P2P investment

A Peer-to-Peer investment could be a smarter way to invest or borrow money. Instead of putting your hard-earned money under the mattress, invest in something you expect to “magnify” your money and increase your fortune over time.

Your investment objectives, the risk you want to take on and your investment plan can affect the choice you choose to invest your money. You can have a real estate dream, prepare your children for the future or save more for a comfortable life in retirement. Whatever your purpose, remember that investments are risky because returns are not always guaranteed. You could make money or even lose weight or even lose it if the value of your investment wanes. With that in mind, there are some points you should keep in mind when investing your money.

Where you can invest your money

  1. Cash Investment

These generally provide a stable income and low risk, but income is also generally lower. Investments can be held in a bank where you can receive regular interest payments, but they can also be managed as managed funds. This can be a good option if you do not tend to take risks or work in a short time.
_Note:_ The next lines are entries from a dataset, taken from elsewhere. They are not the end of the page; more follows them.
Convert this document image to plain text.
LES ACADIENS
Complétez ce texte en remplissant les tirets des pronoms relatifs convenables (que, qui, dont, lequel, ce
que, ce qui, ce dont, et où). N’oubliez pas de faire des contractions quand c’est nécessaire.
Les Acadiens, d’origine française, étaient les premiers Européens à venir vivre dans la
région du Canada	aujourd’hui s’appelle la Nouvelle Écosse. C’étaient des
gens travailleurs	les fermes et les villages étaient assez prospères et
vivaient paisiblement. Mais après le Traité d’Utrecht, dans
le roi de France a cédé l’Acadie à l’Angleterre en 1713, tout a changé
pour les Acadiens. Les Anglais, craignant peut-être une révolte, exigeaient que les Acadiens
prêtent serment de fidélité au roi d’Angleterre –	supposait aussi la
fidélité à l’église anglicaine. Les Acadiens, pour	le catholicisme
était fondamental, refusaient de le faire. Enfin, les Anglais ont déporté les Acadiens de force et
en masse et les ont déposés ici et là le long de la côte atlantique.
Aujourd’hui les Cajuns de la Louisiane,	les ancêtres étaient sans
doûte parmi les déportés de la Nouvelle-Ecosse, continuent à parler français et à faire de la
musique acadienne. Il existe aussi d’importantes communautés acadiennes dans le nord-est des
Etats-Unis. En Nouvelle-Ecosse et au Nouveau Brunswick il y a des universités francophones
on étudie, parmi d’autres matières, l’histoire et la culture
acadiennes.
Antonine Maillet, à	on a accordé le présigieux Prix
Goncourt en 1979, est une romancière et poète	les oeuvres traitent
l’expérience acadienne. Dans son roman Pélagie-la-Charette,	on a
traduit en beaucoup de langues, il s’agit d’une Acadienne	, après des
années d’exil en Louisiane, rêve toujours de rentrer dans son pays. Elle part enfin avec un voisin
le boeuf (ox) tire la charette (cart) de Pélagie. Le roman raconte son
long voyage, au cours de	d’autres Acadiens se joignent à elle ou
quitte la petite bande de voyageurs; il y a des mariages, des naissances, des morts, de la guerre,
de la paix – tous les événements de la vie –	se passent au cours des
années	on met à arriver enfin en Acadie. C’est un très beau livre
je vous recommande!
  • Fixed interest investments

Governments and companies can issue fixed income (or bonuses) that you can buy. When you buy a fixed income investment, you lend money to the issuer of that fixed income investment for a period of time against regular interest payments. At the end of this period (called expiration date) your original investment will be returned. There are different types of investments in fixed income with different risks.

  • Values

When you buy shares (also called stocks or equity) from international companies, you just get part of that company, which makes you a shareholder. Depending on the performance of the shares, the value of your investment may increase or decrease.

  • Real Estate

If you invest directly in a property, whether in a property or a building (residential or commercial), and rent it instead of claiming it as an owner, you will generally receive income while strengthening the property’s assets. at the same time

  • Common Investment Structures

Investments in these particular asset classes (cash, fixed interest, equity and real estate) can be maintained individually or through a set of common investment structures. The most common investment structures or instruments include managed funds (where your money is grouped with other investors), retirement (including super self-directed funds) and investment vehicles. Alternatives such as funds quoted.